Dustings #58

I once had an idea for a dating site where you would upload the least flattering pictures of yourself. Maybe there would be some sort of vetting by people who worked on the site to make sure these are truly bad pictures of you. Otherwise the site would operate like a normal dating site. Except when you get to the point where you finally meet your match in person and you think, “Oh, wow! What a pleasant surprise!”

I’ve always done my best to set low expectations with people. If you tell people you’re a great worker, or a great cook, or a great lover, or whatever—that might get your foot in the door (or penis in the vagina)—but then you have to put your actual abilities up against the power of their imagination. And that’s a battle you can almost never win.

This phenomenon plays out in magic ads as well.

Take this trick, SOLID. I watched the video and at first I thought, “A borrowed, signed key penetrates into a can or bottle? That sounds amazing.” Immediately my mind was churning over the possibilities.

Then I watched a little more and did a little reading and realized the key isn’t borrowed. It’s your own key. And it’s a key that easily fits into the can. And you start the effect by just openly putting the key in the can and then “removing” it. Does this make it a bad trick? Not necessarily. But it just makes it not the trick I originally was hoping for.

Now, had the ad copy started, “You pull out your keyring and remove a small key,” they probably would have sold a copy to me.

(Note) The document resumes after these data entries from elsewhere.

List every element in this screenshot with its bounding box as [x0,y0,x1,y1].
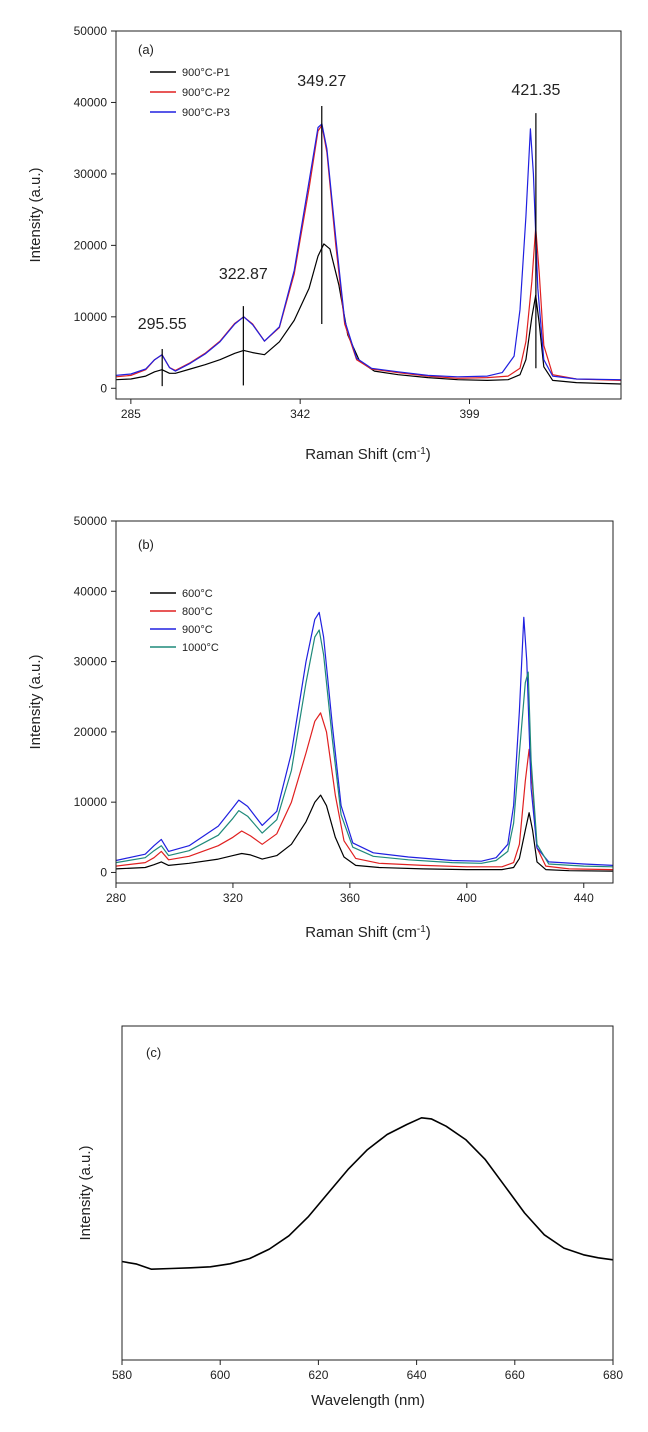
y-tick-label-b-0: 0 [100,865,107,879]
x-tick-label-c-2: 620 [308,1368,328,1382]
peak-label-3: 349.27 [297,73,346,90]
x-tick-label-b-3: 400 [457,891,477,905]
series-line-b-3 [115,611,614,866]
x-tick-label-a-2: 399 [459,407,479,421]
x-tick-label-c-4: 660 [505,1368,525,1382]
y-tick-label-b-4: 40000 [74,584,108,598]
annotation-layer-a: 295.55 322.87 349.27 421.35 [138,73,560,387]
chart-panel-a: 285 342 399 0 10000 20000 30000 40000 50000 295.… [27,24,622,464]
series-layer-b [115,611,614,872]
series-layer-a [115,123,622,385]
x-axis-label-b: Raman Shift (cm-1) [305,924,431,942]
x-tick-label-c-3: 640 [407,1368,427,1382]
series-line-c-1 [121,1117,614,1270]
y-axis-label-b: Intensity (a.u.) [27,654,44,749]
y-tick-label-b-3: 30000 [74,655,108,669]
y-tick-label-a-4: 40000 [74,95,108,109]
chart-panel-b: 280 320 360 400 440 0 10000 20000 30000 40000 5000… [27,514,614,942]
legend-label-b-3: 900°C [182,624,213,636]
series-line-b-2 [115,712,614,871]
x-axis-label-c: Wavelength (nm) [311,1392,425,1409]
plot-frame-a [115,30,622,400]
y-tick-label-a-5: 50000 [74,24,108,38]
x-axis-label-a-main: Raman Shift (cm [305,446,417,463]
peak-label-1: 295.55 [138,316,187,333]
chart-panel-c: 580 600 620 640 660 680 (c) Wavelength (nm) I… [77,1025,623,1409]
legend-b: 600°C 800°C 900°C 1000°C [150,588,219,654]
panel-label-c: (c) [146,1045,161,1060]
series-line-b-4 [115,629,614,868]
panel-label-b: (b) [138,537,154,552]
plot-frame-b [115,520,614,884]
y-axis-label-a: Intensity (a.u.) [27,167,44,262]
ticks-layer-b: 280 320 360 400 440 0 10000 20000 30000 40000 5000… [74,514,594,905]
y-tick-label-a-2: 20000 [74,238,108,252]
legend-label-b-1: 600°C [182,588,213,600]
x-axis-label-a: Raman Shift (cm-1) [305,446,431,464]
ticks-layer-a: 285 342 399 0 10000 20000 30000 40000 50000 [74,24,480,421]
peak-label-4: 421.35 [511,82,560,99]
x-tick-label-c-0: 580 [112,1368,132,1382]
y-axis-label-c: Intensity (a.u.) [77,1145,94,1240]
series-layer-c [121,1117,614,1270]
x-tick-label-a-1: 342 [290,407,310,421]
y-tick-label-a-0: 0 [100,381,107,395]
series-line-a-3 [115,123,622,381]
y-tick-label-b-2: 20000 [74,725,108,739]
x-tick-label-b-4: 440 [574,891,594,905]
x-tick-label-c-5: 680 [603,1368,623,1382]
x-axis-label-a-sup: -1 [417,446,426,457]
legend-label-b-4: 1000°C [182,642,219,654]
x-axis-label-a-end: ) [426,446,431,463]
plot-frame-c [121,1025,614,1361]
legend-label-a-1: 900°C-P1 [182,67,230,79]
peak-label-2: 322.87 [219,266,268,283]
legend-label-a-3: 900°C-P3 [182,107,230,119]
series-line-b-1 [115,794,614,872]
series-line-a-2 [115,124,622,381]
x-tick-label-a-0: 285 [121,407,141,421]
y-tick-label-a-1: 10000 [74,310,108,324]
x-tick-label-b-1: 320 [223,891,243,905]
ticks-layer-c: 580 600 620 640 660 680 [112,1360,623,1382]
x-axis-label-b-main: Raman Shift (cm [305,924,417,941]
legend-label-b-2: 800°C [182,606,213,618]
series-line-a-1 [115,243,622,385]
y-tick-label-a-3: 30000 [74,167,108,181]
x-tick-label-c-1: 600 [210,1368,230,1382]
panel-label-a: (a) [138,42,154,57]
x-axis-label-b-end: ) [426,924,431,941]
y-tick-label-b-5: 50000 [74,514,108,528]
x-axis-label-b-sup: -1 [417,924,426,935]
legend-a: 900°C-P1 900°C-P2 900°C-P3 [150,67,230,119]
x-tick-label-b-0: 280 [106,891,126,905]
legend-label-a-2: 900°C-P2 [182,87,230,99]
x-tick-label-b-2: 360 [340,891,360,905]
y-tick-label-b-1: 10000 [74,795,108,809]
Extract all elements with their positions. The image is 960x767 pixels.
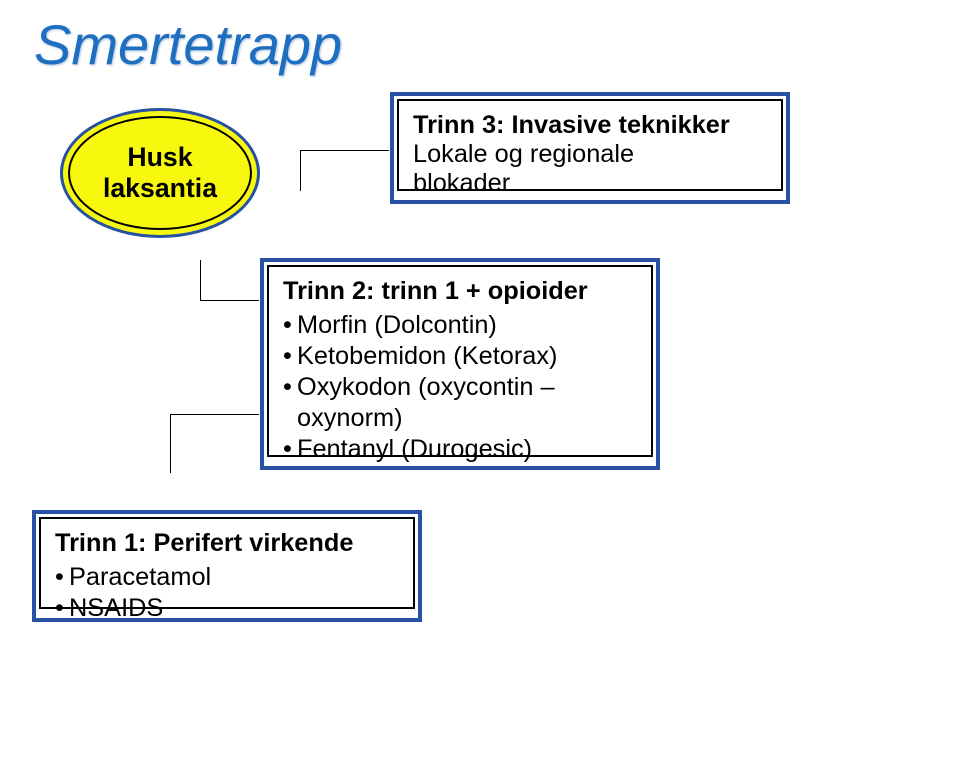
step2-inner: Trinn 2: trinn 1 + opioider Morfin (Dolc… bbox=[267, 265, 653, 457]
note-ellipse-inner: Husk laksantia bbox=[68, 116, 252, 230]
step3-inner: Trinn 3: Invasive teknikker Lokale og re… bbox=[397, 99, 783, 191]
note-ellipse-text: Husk laksantia bbox=[103, 142, 217, 203]
connector-step3 bbox=[300, 150, 389, 191]
step3-outer: Trinn 3: Invasive teknikker Lokale og re… bbox=[390, 92, 790, 204]
connector-step3-h bbox=[300, 150, 389, 151]
step2-bullet-4: Fentanyl (Durogesic) bbox=[283, 434, 637, 465]
page-title-text: Smertetrapp bbox=[34, 13, 342, 76]
connector-step3-v bbox=[300, 150, 301, 191]
step1-box: Trinn 1: Perifert virkende Paracetamol N… bbox=[32, 510, 422, 622]
step2-bullets: Morfin (Dolcontin) Ketobemidon (Ketorax)… bbox=[283, 310, 637, 464]
connector-step1-h bbox=[170, 414, 259, 415]
note-line2: laksantia bbox=[103, 173, 217, 203]
step1-bullet-1: Paracetamol bbox=[55, 562, 399, 593]
step1-outer: Trinn 1: Perifert virkende Paracetamol N… bbox=[32, 510, 422, 622]
step1-title: Trinn 1: Perifert virkende bbox=[55, 529, 399, 558]
step2-outer: Trinn 2: trinn 1 + opioider Morfin (Dolc… bbox=[260, 258, 660, 470]
connector-step1 bbox=[170, 414, 259, 473]
step1-inner: Trinn 1: Perifert virkende Paracetamol N… bbox=[39, 517, 415, 609]
step1-bullets: Paracetamol NSAIDS bbox=[55, 562, 399, 624]
connector-step1-v bbox=[170, 414, 171, 473]
step3-line1: Lokale og regionale bbox=[413, 140, 767, 169]
step2-bullet-2: Ketobemidon (Ketorax) bbox=[283, 341, 637, 372]
step2-bullet-1: Morfin (Dolcontin) bbox=[283, 310, 637, 341]
connector-step2-v bbox=[200, 260, 201, 301]
step1-bullet-2: NSAIDS bbox=[55, 593, 399, 624]
step3-body: Lokale og regionale blokader bbox=[413, 140, 767, 198]
note-line1: Husk bbox=[127, 142, 192, 172]
step3-title: Trinn 3: Invasive teknikker bbox=[413, 111, 767, 140]
note-ellipse: Husk laksantia bbox=[60, 108, 260, 238]
step3-line2: blokader bbox=[413, 169, 767, 198]
step2-bullet-3: Oxykodon (oxycontin – oxynorm) bbox=[283, 372, 637, 434]
step3-box: Trinn 3: Invasive teknikker Lokale og re… bbox=[390, 92, 790, 204]
step2-title: Trinn 2: trinn 1 + opioider bbox=[283, 277, 637, 306]
page-title: Smertetrapp bbox=[34, 12, 342, 77]
connector-step2-h bbox=[200, 300, 259, 301]
connector-step2 bbox=[200, 260, 259, 301]
note-ellipse-outer: Husk laksantia bbox=[60, 108, 260, 238]
step2-box: Trinn 2: trinn 1 + opioider Morfin (Dolc… bbox=[260, 258, 660, 470]
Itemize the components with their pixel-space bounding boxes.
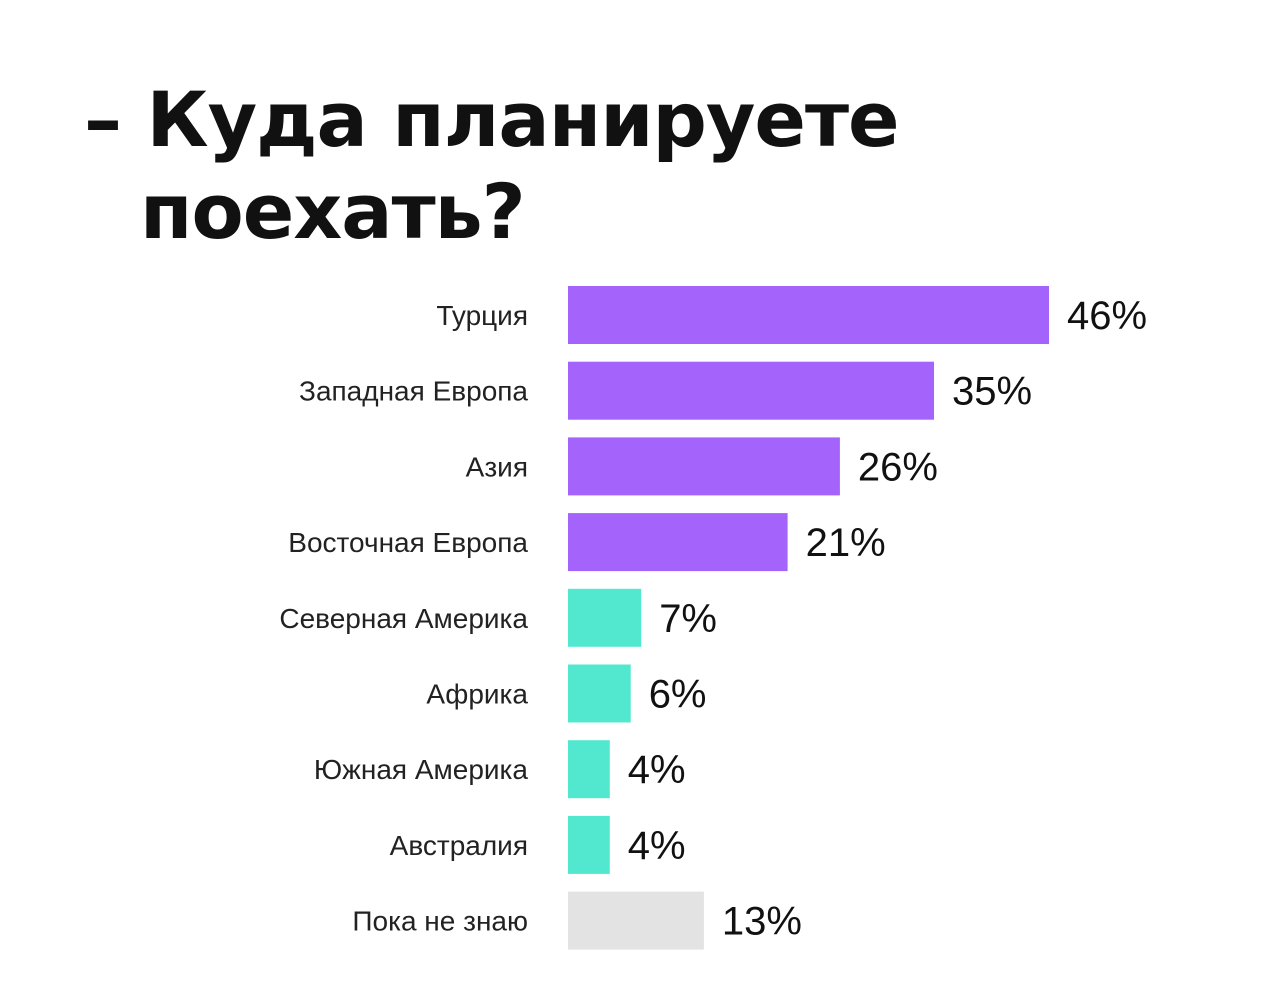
value-label-0: 46% — [1067, 294, 1147, 338]
category-label-6: Южная Америка — [314, 754, 529, 785]
bar-4 — [568, 588, 642, 647]
bar-7 — [568, 815, 610, 874]
category-label-0: Турция — [436, 300, 528, 331]
bar-1 — [568, 361, 934, 420]
value-label-4: 7% — [659, 597, 717, 641]
value-label-5: 6% — [649, 673, 707, 717]
category-label-1: Западная Европа — [299, 376, 528, 407]
value-label-7: 4% — [628, 824, 686, 868]
chart-title: – Куда планируете поехать? — [84, 74, 900, 258]
chart-title-line-1: – Куда планируете — [84, 75, 900, 164]
value-label-8: 13% — [722, 900, 802, 944]
chart-title-line-2-text: поехать? — [140, 167, 526, 256]
value-label-3: 21% — [806, 521, 886, 565]
category-label-4: Северная Америка — [279, 603, 528, 634]
category-label-3: Восточная Европа — [288, 527, 528, 558]
category-label-2: Азия — [466, 451, 528, 482]
value-label-1: 35% — [952, 370, 1032, 414]
bar-2 — [568, 437, 840, 496]
bar-8 — [568, 891, 704, 950]
bar-5 — [568, 664, 631, 723]
bar-6 — [568, 740, 610, 799]
value-label-2: 26% — [858, 445, 938, 489]
category-label-7: Австралия — [390, 830, 528, 861]
bar-0 — [568, 286, 1049, 344]
value-label-6: 4% — [628, 748, 686, 792]
category-label-5: Африка — [426, 679, 528, 710]
category-label-8: Пока не знаю — [352, 906, 528, 937]
bar-3 — [568, 513, 788, 572]
chart-title-line-2: поехать? — [84, 166, 899, 258]
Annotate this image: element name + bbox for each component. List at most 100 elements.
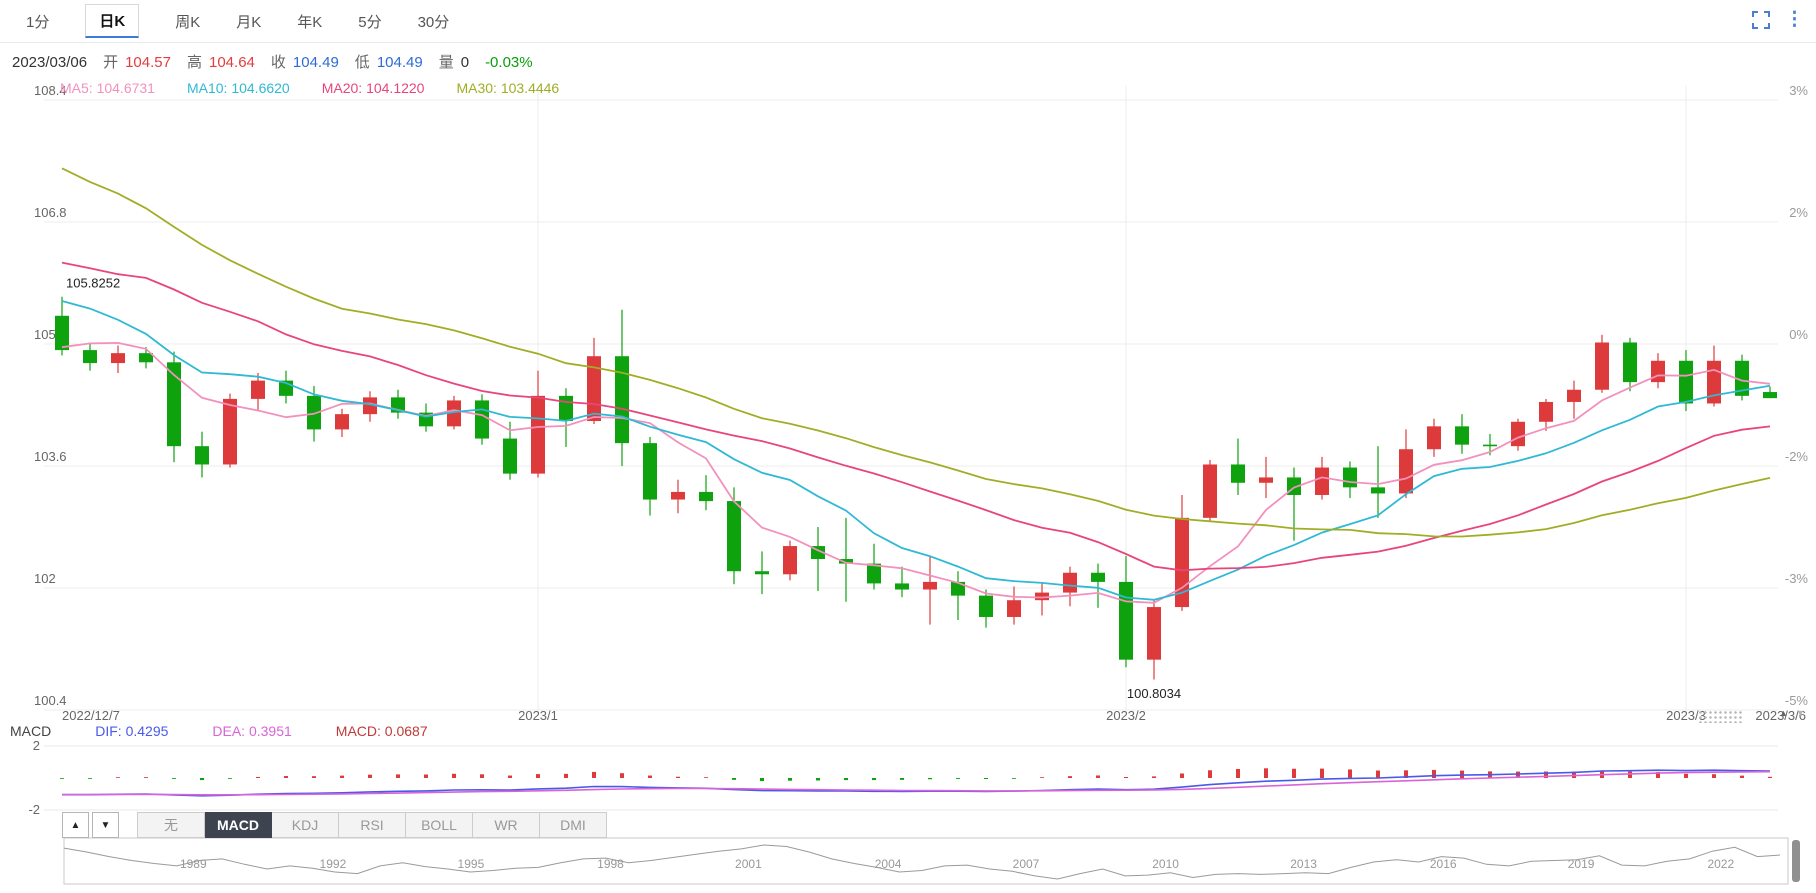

No, I wouldn’t have been initially as interested as I was when I thought it was a regular-sized borrowed key, but at least my interest wouldn’t have waned the more I learned about the trick. I would have been focused on the positives of the trick rather than where it didn’t live up to my expectations.

Is this good marketing advice? No, probably not. But I’m mentioning it now because if and when I start releasing products in the future, I’m going to use this approach. I’m going to establish the limitations and the weak spots first and then express what makes the trick worth it despite those factors.


Love to see such a genuine excited reaction to a magic performance…


This trick teaches the very important lesson that bullying isn’t all that bad because the effects of bullying can be undone with the snap of your fingers. Wait… that can’t possibly be the message, can it?

Hmm…

Well, I can’t find any other lesson to be learned here.

The sad thing is, even if you can solve your bullying problems with magic, you still have parents that sent you to school with a lunch consisting of a juice box, a mandarin orange, and cookies. Jesus, mom, get the kid some goddamn protein. No wonder he’s getting bullied. He can’t build any muscle mass!